As she sits ready to be interviewed to mark the 30th Anniversary of the House of Hospitality, an accommodation service for the homeless she created and has delivered for over three decades, the action swirls around her.
On hold to Legal Aid, she happily begins answering Aurora’s questions, pauses briefly to greet volunteers at the door before scooping up a crying two-year-old who has wandered into the room, all the while continuing to share anecdotes about her life’s work. Her reputation for multi-tasking is clearly well founded but her passion for helping those in need is far more impressive.
“As a Sister of St Joseph, I am guided by Mary MacKillop’s words, ‘Never see a need without responding to it’. And I feel that’s what we do here – respond to need,” Sister Carmel said, while acknowledging the valuable support she receives from a small faith community of volunteers.
“We always apply this philosophy even though the needs have changed across the decades.”
Originally based at Adamstown, the House of Hospitality began by offering accommodation to men who were engaged in alcohol and drug rehabilitation programs. However, as social welfare policies changed and gaps in community support services appeared, the House began taking in refugees and others in need. Now based at Broadmeadow, the House provides a safe haven for many including women escaping domestic violence.

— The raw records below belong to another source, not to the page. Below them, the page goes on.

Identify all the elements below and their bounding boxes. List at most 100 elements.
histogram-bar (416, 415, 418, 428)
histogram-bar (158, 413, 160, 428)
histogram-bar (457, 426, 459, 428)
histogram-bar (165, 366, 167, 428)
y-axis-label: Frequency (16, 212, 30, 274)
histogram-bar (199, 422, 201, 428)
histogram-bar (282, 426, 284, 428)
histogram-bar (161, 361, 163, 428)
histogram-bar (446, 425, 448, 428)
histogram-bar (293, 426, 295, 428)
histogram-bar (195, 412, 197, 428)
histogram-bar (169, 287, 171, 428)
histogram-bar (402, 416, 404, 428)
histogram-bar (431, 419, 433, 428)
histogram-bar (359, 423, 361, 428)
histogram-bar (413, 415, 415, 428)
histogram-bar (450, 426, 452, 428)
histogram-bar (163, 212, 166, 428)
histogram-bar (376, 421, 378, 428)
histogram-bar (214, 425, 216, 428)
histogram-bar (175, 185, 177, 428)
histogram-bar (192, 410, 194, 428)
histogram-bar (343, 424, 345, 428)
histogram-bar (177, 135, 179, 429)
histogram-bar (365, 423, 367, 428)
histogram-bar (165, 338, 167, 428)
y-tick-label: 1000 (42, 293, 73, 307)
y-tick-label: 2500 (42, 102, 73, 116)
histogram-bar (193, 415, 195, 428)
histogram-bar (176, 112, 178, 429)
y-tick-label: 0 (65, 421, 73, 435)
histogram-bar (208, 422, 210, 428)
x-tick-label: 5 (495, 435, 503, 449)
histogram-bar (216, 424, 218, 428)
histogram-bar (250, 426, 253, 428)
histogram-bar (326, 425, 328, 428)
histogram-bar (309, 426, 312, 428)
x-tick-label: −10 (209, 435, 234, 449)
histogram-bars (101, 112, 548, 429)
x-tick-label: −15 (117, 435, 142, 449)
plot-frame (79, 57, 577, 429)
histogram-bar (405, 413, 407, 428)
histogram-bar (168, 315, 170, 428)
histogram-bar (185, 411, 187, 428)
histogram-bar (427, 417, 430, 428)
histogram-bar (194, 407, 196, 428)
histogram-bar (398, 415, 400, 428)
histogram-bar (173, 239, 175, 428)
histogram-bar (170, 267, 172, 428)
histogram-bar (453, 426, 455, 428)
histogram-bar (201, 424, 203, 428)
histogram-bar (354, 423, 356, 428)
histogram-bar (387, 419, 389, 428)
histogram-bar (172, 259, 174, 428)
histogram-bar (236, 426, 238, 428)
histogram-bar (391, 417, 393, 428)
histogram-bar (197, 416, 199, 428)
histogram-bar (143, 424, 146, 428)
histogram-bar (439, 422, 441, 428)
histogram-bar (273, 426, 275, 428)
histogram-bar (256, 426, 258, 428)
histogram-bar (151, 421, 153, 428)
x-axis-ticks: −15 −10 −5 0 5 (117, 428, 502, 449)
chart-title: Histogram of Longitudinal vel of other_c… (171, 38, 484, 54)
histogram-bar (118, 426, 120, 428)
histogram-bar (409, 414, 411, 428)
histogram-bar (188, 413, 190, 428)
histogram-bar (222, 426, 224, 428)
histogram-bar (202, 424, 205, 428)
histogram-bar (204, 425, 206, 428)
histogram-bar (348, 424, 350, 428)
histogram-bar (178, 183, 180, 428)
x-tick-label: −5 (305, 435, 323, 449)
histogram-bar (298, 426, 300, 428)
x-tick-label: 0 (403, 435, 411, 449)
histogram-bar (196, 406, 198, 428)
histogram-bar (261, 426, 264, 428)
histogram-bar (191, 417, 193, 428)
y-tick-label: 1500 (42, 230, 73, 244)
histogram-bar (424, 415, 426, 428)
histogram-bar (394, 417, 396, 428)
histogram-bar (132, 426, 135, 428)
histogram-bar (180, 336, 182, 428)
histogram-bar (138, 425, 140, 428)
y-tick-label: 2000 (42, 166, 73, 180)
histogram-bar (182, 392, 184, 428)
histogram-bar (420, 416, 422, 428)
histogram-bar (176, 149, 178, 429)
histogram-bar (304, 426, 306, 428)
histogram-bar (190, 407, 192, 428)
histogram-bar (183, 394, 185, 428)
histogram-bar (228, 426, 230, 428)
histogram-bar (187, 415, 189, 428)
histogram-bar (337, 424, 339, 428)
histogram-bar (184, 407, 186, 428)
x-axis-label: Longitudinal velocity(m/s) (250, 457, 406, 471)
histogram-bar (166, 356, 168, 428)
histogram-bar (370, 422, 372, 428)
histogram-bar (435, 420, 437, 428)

“I’m so grateful to the Parish of St Laurence O'Toole Broadmeadow. We’ve been welcomed by them and they really make this all possible – the house, the donations. I can always call on them,” Sister Carmel said.
“In all my work I have never seen things as bad as they are now. There are so many people in need and COVID-19 really showed us how quickly circumstances can change.
“But what is also encouraging is I feel there has also been a change in attitude. When I started this work, the people I supported were seen as being in the gutter. Now people understand more as there is a broader awareness in society, people can relate – it could be their neighbour.”
Despite some changes to the operation over the years, Sister Carmel said the fundamental ethos of the House remained consistent – ‘ease the burden and provide some stability to people in need’.
“I advocate for many causes but to me we need more social housing. That’s the stability that vulnerable people need. It connects to other aspects in life - finding a job, getting children to school - an address isn’t just shelter, it’s stability,” Sister Carmel said.
Jessica*, who has been living at the House of Hospitality for the last three months with her six-year-old son said it had been the broader supports that helped her most.
“The House of Hospitality has given me the stability I needed. It’s been somewhere to breathe. My son and I were homeless after leaving domestic violence. I was sleeping on friends’ couches but my son has behavioural challenges and it was just so stressful. Sister Carmel has not just stopped me from moving around but she’s helped connect me to services, programs and the other girls here.”
Another resident, Jade*, has been living at the House for the past four months after she and her two-year-old daughter left a partner who was using drugs. Jade said she was particularly grateful for the strong community within the House.
“I’ve just been accepted into a transitional house which is so amazing, but I know it’s also going to be lonely. Here it’s not just accommodation, it’s life. I’ve learnt so much. We’re starting cooking classes and Sister Carmel is having us create a recipe book; those skills I’m learning are as important as the house,” she said.
There are thousands of people who have been impacted by the House of Hospitality and each have a story to share.
“It’s a privilege to be let into peoples’ lives,” said Sister Carmel.
“I’ve learned so much here and I’m always humbled by people’s courage. I’m in awe of others’ resilience and tenacity to hang in despite their rejection. Here, I see the human spirit live on every day.”
*Names have been changed to protect identity.